I was by no means convinced of the authenticity of the information that had been given and decided it called for further investigation and I embarked upon extensive research in Ukrainian government archives. One year ago, the snow up to my knees, I duly arrived in the remote village of Siderovichi, a small village of 200 souls, not far from the Polish border and just 50 kilometers from Chernobyl, in Western Ukraine. On the spur of the moment, I telephoned Dahlia Rabin, Yitzhak’s daughter in Tel Aviv and told her “I am standing in your grandfather’s village.”

“But the village was destroyed” she answered.

“Nevertheless, I am here,” I replied.

She was not convinced and suggested that I call Rachel in Manara. I spoke to Rachel and asked her if she could check among family documents including Nehemia’s passport and see if it says where he was born. She checked and gave me the name: it was identical to that of the village in which I was standing.

I then called Yuval Rabin, Yitzhak’s son and told him, “I am standing in your grandfather’s village. I suggest you get on a plane and come and see it for yourself.” A little later, during a Limmud conference in Ukraine in February this year, Yuval Rabin arrived and again, deep in snow, he and I together with some Limmud activists, made our way to this isolated village. The whole village was awaiting the arrival of the son of the slain Israeli prime minister and winner of the Nobel Prize for peace. Yuval Rabin was moved when the village librarian showed him in documents that the Rabichov family went back several generations in the village, several of them called Nehemia. Rabin unveiled a memorial plaque situated opposite the community hall, between Ukrainian and Israeli flags.

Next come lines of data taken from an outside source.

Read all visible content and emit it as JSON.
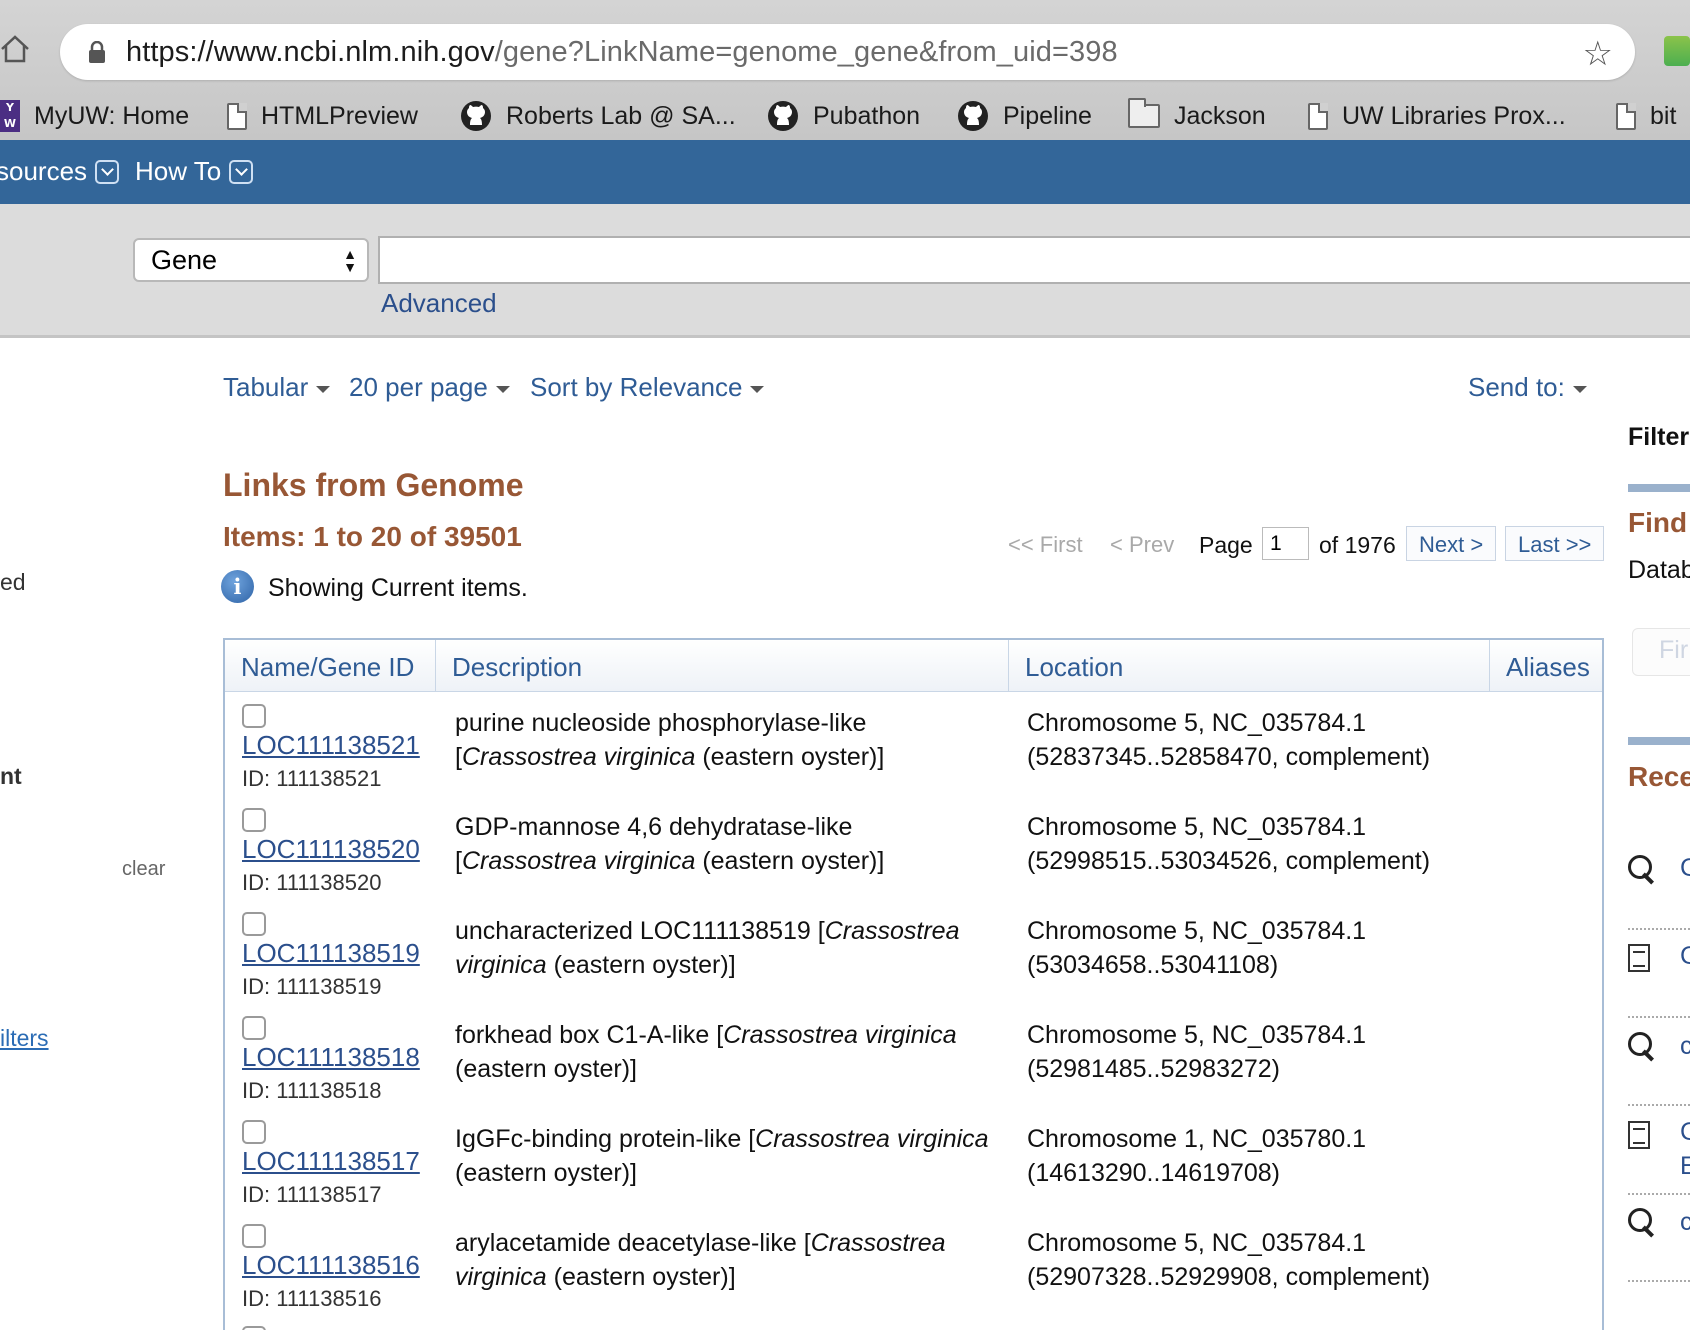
{
  "browser": {
    "url_host": "https://www.ncbi.nlm.nih.gov",
    "url_path": "/gene?LinkName=genome_gene&from_uid=398",
    "bookmarks": [
      {
        "label": "MyUW: Home",
        "icon": "uw-icon"
      },
      {
        "label": "HTMLPreview",
        "icon": "page-icon"
      },
      {
        "label": "Roberts Lab @ SA...",
        "icon": "github-icon"
      },
      {
        "label": "Pubathon",
        "icon": "github-icon"
      },
      {
        "label": "Pipeline",
        "icon": "github-icon"
      },
      {
        "label": "Jackson",
        "icon": "folder-icon"
      },
      {
        "label": "UW Libraries Prox...",
        "icon": "page-icon"
      },
      {
        "label": "bit",
        "icon": "page-icon"
      }
    ]
  },
  "nav": {
    "resources": "sources",
    "howto": "How To"
  },
  "search": {
    "database": "Gene",
    "query": "",
    "advanced": "Advanced"
  },
  "left_sidebar": {
    "frag1": "ed",
    "frag2": "nt",
    "clear": "clear",
    "filters": "ilters"
  },
  "toolbar": {
    "format": "Tabular",
    "per_page": "20 per page",
    "sort": "Sort by Relevance",
    "send_to": "Send to:"
  },
  "results": {
    "title": "Links from Genome",
    "items": "Items: 1 to 20 of 39501",
    "showing": "Showing Current items."
  },
  "pager": {
    "first": "<< First",
    "prev": "< Prev",
    "page_label": "Page",
    "page_value": "1",
    "of_pages": "of 1976",
    "next": "Next >",
    "last": "Last >>"
  },
  "table": {
    "headers": [
      "Name/Gene ID",
      "Description",
      "Location",
      "Aliases"
    ],
    "rows": [
      {
        "name": "LOC111138521",
        "id": "ID: 111138521",
        "desc_pre": "purine nucleoside phosphorylase-like [",
        "desc_species": "Crassostrea virginica",
        "desc_post": " (eastern oyster)]",
        "loc1": "Chromosome 5, NC_035784.1",
        "loc2": "(52837345..52858470, complement)"
      },
      {
        "name": "LOC111138520",
        "id": "ID: 111138520",
        "desc_pre": "GDP-mannose 4,6 dehydratase-like [",
        "desc_species": "Crassostrea virginica",
        "desc_post": " (eastern oyster)]",
        "loc1": "Chromosome 5, NC_035784.1",
        "loc2": "(52998515..53034526, complement)"
      },
      {
        "name": "LOC111138519",
        "id": "ID: 111138519",
        "desc_pre": "uncharacterized LOC111138519 [",
        "desc_species": "Crassostrea virginica",
        "desc_post": " (eastern oyster)]",
        "loc1": "Chromosome 5, NC_035784.1",
        "loc2": "(53034658..53041108)"
      },
      {
        "name": "LOC111138518",
        "id": "ID: 111138518",
        "desc_pre": "forkhead box C1-A-like [",
        "desc_species": "Crassostrea virginica",
        "desc_post": " (eastern oyster)]",
        "loc1": "Chromosome 5, NC_035784.1",
        "loc2": "(52981485..52983272)"
      },
      {
        "name": "LOC111138517",
        "id": "ID: 111138517",
        "desc_pre": "IgGFc-binding protein-like [",
        "desc_species": "Crassostrea virginica",
        "desc_post": " (eastern oyster)]",
        "loc1": "Chromosome 1, NC_035780.1",
        "loc2": "(14613290..14619708)"
      },
      {
        "name": "LOC111138516",
        "id": "ID: 111138516",
        "desc_pre": "arylacetamide deacetylase-like [",
        "desc_species": "Crassostrea virginica",
        "desc_post": " (eastern oyster)]",
        "loc1": "Chromosome 5, NC_035784.1",
        "loc2": "(52907328..52929908, complement)"
      }
    ]
  },
  "right_sidebar": {
    "filter": "Filter",
    "find": "Find",
    "database": "Datab",
    "find_button": "Fir",
    "recent": "Rece",
    "recent_items": [
      "C",
      "C",
      "c",
      "C",
      "E",
      "c"
    ]
  }
}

Yitzhak Rabin was fifteen and a half when his mother died and Rachel his sister was only twelve and a half, and they were brought up by Nehemia, their father. For us at Limmud this was yet another closing of a circle – a theme which is central to the philosophy of Limmud.

We are managing with considerable success to forge a link between young Russian-speaking Jews throughout the world to their common heritage. Following that path, over the last five years, we have held meetings in six countries where young Russian-speaking people have participated in study sessions, lectures, workshops, presentations, and panels about all and every subject of interest to the Jewish world.

What began as our own dream to link young Russian Jews to their spiritual heritage has led to a time of reawakening. It was this spirit that brought Yuval Rabin, born in the 20th century back to his grandfather Nehemia Rabin born in the Ukraine in the 19th century and thus to close another circle in the saga of Jewish peoplehood and national awakening.

Chaim Chesler, founder of Limmud FSU, was formerly treasurer of the Jewish Agency for Israel.